If you are interested in implementing a farm to school program in your local community, here are some tips and information to help get you started. I reached out to the Center for Integrated Agricultural Systems at UW-Madison and here is what they shared with me as preliminary steps:
-Sign up for your area's Farm to School newsletters or list servs, to get the latest resources, funding opportunities, and activities in the area.
-Learn more about what is going on at your local school district or districts near you using the USDA Farm to School Census. Many areas may also have maps of school gardens which will allow you to see what the existing network looks like and perhaps give you ideas on who to reach out to for more support/information/ideas. And/or to observe how an existing model works.
-Many states have Farm to School Toolkits and are a great resource for getting started.
-If you are interested in starting gardens, check to see if your area has a garden network already started that you can plug into.
-Farm to school is really a collection of different practices that schools (and early care and education sites) can engage in to connect kids more deeply with the sources of their food. When getting started
1) start small and 2) build a team.
-There are three main 'buckets' of farm to school, and all are a great way to engage in farm to school. Once you know what area of farm to school most interests you, or aligns with the capacities of the schools you want to work with - that will help you in obtaining the resources and ideas that will be most beneficial.

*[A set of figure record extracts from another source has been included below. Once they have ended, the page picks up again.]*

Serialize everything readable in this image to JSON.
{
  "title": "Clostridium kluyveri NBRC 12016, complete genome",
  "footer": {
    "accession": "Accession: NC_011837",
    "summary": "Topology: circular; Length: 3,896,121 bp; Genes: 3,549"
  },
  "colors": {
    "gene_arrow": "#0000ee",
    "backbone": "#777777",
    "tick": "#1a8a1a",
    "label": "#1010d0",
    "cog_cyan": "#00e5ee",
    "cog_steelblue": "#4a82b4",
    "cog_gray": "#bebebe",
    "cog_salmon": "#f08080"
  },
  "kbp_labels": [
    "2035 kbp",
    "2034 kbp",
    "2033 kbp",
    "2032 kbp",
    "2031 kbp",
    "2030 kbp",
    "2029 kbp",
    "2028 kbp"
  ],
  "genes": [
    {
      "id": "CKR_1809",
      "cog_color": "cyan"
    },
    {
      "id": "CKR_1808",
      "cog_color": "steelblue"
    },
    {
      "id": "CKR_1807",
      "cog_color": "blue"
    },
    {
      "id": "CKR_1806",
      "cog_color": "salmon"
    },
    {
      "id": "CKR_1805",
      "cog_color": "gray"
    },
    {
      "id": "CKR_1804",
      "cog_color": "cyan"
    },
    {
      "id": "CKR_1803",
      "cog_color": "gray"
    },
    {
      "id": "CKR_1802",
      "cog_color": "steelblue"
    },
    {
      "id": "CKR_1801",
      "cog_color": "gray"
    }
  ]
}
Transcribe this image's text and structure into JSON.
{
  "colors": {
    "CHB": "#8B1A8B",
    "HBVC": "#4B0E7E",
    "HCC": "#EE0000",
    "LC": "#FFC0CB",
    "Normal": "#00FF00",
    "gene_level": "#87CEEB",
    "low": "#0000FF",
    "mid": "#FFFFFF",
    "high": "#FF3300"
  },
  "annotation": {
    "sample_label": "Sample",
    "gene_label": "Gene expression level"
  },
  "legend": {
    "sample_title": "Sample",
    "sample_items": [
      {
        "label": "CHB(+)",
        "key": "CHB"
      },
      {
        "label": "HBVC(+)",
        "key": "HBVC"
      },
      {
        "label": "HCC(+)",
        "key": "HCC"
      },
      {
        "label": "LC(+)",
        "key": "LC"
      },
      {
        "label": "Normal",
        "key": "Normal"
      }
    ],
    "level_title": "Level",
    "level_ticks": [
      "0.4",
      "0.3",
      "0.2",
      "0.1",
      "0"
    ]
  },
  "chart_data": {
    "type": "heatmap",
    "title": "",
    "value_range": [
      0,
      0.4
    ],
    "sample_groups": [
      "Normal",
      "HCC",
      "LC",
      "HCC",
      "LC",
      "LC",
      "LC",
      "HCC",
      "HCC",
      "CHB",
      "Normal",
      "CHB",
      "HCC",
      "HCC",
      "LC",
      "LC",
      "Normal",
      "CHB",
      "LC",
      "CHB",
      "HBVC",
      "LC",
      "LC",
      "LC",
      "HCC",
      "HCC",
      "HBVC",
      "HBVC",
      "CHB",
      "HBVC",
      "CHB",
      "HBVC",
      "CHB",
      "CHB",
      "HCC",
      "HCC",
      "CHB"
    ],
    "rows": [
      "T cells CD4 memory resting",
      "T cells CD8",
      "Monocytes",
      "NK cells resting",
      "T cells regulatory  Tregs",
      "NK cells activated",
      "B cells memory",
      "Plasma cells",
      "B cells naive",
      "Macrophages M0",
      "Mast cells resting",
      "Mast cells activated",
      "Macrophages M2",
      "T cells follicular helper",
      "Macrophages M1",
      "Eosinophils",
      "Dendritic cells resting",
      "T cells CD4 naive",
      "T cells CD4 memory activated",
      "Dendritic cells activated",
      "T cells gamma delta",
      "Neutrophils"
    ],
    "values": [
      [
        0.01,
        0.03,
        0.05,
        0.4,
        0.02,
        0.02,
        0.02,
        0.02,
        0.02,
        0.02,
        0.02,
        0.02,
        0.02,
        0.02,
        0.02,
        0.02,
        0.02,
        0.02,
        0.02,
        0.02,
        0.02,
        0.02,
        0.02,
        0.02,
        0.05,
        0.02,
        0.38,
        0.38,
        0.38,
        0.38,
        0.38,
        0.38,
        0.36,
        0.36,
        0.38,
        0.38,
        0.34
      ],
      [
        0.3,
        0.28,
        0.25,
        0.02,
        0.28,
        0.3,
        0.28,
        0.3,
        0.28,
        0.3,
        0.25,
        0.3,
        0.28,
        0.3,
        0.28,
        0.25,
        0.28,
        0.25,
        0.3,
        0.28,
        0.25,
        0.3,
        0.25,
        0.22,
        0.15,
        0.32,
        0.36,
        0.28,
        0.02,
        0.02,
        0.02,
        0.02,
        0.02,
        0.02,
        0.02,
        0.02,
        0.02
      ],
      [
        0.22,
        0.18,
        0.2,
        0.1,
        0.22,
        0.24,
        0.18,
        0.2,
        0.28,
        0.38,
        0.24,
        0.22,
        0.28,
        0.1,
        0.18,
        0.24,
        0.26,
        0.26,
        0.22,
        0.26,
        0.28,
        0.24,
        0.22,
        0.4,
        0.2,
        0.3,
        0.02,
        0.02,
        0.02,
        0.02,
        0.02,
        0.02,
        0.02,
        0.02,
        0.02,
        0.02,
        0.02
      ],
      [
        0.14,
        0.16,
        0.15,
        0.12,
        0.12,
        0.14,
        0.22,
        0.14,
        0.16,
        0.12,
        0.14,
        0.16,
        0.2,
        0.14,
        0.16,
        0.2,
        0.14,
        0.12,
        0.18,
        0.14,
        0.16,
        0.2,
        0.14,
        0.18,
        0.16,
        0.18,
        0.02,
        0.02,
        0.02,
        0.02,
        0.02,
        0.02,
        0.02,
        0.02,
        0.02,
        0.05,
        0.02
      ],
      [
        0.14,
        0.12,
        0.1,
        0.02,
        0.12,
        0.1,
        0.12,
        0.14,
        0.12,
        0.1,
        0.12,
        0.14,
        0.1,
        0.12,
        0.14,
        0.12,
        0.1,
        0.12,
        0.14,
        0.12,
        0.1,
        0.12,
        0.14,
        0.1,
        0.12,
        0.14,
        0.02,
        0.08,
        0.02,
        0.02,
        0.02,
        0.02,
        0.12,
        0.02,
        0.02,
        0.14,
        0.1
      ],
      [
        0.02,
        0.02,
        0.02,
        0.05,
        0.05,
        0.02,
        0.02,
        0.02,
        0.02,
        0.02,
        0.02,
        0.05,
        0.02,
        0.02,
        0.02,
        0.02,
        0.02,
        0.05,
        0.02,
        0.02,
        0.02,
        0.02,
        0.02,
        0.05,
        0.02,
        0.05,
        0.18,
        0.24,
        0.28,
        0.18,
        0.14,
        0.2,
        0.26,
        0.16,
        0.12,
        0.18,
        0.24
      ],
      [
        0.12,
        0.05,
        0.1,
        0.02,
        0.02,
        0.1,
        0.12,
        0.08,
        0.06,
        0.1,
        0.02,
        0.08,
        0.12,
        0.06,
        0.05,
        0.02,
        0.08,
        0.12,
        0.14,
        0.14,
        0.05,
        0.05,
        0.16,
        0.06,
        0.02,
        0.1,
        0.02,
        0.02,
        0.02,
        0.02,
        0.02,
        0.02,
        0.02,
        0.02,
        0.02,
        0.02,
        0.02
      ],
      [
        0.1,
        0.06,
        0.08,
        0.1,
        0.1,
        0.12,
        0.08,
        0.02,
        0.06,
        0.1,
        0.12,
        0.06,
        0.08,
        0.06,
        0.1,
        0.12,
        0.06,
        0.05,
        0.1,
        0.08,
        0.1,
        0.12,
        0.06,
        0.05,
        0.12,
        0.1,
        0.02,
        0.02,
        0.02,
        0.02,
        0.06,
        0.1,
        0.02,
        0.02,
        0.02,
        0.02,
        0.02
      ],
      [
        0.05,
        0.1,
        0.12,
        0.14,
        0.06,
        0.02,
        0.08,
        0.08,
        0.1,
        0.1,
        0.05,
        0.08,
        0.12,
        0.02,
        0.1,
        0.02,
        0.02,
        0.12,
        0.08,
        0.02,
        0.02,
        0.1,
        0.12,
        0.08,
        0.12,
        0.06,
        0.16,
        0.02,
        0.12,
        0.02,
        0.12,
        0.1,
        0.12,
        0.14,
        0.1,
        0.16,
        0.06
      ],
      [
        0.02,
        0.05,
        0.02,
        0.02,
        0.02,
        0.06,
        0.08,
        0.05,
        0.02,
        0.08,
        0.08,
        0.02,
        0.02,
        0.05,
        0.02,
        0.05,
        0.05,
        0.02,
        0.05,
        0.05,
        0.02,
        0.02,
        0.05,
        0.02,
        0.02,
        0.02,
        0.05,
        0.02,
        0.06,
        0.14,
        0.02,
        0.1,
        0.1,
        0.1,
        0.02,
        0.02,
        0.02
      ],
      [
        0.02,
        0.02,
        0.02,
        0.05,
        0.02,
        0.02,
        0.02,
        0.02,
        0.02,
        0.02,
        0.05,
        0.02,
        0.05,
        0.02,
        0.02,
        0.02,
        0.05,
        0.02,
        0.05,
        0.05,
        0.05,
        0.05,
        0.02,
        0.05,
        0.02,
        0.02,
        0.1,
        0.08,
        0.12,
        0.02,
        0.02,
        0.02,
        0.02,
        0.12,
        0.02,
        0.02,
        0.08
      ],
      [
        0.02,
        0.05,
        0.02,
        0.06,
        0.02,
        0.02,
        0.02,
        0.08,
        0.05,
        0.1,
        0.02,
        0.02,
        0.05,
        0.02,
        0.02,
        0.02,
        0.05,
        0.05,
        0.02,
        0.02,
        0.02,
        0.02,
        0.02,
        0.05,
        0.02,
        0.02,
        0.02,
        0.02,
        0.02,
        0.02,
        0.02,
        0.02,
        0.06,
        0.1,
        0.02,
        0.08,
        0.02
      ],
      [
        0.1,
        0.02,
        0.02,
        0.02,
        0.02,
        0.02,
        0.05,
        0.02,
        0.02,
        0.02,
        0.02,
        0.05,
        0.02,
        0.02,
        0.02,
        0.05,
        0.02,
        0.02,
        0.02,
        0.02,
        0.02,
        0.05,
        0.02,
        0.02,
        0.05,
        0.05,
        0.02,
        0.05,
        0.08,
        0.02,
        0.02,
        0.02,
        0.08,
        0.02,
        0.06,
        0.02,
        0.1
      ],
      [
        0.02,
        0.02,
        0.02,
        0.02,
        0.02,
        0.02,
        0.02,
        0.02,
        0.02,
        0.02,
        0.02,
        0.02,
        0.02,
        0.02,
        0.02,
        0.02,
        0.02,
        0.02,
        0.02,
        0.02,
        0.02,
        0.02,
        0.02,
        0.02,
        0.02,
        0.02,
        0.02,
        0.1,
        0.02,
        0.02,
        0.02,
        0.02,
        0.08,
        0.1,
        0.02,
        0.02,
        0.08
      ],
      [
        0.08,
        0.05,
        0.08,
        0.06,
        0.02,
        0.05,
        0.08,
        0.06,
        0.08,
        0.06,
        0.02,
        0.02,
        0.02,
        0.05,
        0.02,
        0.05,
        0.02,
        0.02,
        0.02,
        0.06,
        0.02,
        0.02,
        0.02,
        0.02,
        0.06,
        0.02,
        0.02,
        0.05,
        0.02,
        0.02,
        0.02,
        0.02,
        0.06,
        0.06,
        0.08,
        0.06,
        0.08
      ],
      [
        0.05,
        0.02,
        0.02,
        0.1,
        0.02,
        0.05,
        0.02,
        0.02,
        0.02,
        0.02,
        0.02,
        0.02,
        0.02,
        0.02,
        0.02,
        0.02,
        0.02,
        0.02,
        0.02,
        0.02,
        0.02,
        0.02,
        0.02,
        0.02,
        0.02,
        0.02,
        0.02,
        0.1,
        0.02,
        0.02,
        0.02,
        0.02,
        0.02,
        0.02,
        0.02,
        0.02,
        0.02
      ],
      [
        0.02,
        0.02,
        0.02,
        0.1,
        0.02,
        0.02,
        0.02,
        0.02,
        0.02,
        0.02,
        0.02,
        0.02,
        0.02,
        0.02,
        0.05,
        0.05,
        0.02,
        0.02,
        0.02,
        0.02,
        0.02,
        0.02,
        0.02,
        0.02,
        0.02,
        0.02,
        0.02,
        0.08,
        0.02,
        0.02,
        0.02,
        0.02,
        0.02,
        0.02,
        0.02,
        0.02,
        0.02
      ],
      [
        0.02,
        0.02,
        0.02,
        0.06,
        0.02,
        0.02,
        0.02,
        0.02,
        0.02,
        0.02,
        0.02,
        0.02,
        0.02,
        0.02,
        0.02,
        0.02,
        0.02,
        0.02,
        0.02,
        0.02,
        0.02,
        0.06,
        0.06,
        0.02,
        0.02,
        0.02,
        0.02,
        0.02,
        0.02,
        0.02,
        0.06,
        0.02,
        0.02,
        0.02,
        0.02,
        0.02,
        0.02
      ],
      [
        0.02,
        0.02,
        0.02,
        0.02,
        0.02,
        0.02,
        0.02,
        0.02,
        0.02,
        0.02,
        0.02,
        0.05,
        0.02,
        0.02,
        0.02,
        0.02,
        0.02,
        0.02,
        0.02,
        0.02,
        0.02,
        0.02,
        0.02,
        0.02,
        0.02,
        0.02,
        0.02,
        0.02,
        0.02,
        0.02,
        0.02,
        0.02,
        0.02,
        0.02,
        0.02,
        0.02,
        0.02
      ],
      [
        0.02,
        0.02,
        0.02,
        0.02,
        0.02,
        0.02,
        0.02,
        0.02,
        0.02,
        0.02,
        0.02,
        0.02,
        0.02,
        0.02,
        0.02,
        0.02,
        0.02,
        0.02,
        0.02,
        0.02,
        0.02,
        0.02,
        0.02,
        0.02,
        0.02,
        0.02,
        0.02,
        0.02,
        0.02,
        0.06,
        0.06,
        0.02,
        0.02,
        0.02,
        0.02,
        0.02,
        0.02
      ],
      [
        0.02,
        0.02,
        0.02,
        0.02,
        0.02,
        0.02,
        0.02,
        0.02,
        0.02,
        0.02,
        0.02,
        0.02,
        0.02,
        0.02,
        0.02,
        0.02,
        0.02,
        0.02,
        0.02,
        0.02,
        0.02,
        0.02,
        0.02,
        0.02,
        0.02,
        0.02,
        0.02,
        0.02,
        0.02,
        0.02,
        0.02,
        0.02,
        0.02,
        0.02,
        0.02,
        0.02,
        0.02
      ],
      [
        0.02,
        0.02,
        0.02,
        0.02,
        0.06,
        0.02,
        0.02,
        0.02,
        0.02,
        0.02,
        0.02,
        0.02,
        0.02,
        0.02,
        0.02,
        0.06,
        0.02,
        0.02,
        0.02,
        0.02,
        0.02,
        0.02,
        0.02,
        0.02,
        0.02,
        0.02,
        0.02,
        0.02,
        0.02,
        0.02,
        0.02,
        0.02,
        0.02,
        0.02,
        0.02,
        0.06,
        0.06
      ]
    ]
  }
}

Areas of interest include:
1. purchasing local food for food service operations like meals and snacks,
2. gardens and experiential education, and
3. connecting classroom curriculum to local foods
-As for creating a team, the USDA has a great Farm to School Planning Toolkit for starting a farm to school program, and it starts with building a team. Teams within a school or district lead to more sustainable projects that are able to live into the future as students, families, staff, teachers, and administrators change within the school environment. You can find the Toolkit here: https://www.fns.usda.gov/farmtoschool/planning-toolkit-intro-farm-school-planning-and-building-team
-As for grants, there are a lot of ways to tackle this. In general, a lot of farm to school projects don't require grants. School gardens or taste test projects can be strengthened by requesting cash or in-kind donations from local businesses. Sometimes PTO/PTAs have pools of funds that can be used for F2S activities, or they can start fundraising for F2S activities (another reason to start a team). If you are having some solid farm to school successes, and looking to expand F2S components within a school or district - then grant funding (or other streams of funding) may be helpful to launch this new endeavor.
-A big opportunity is the USDA Farm to School Grant program, which is a big undertaking, and requires at least a few months to put together and submit a proposal. Any grant funding is short term, so it's valuable to take time at the outset to determine strategies for sustaining the project in the long term. Often newsletters and list servs on these topics will list new grant opportunities.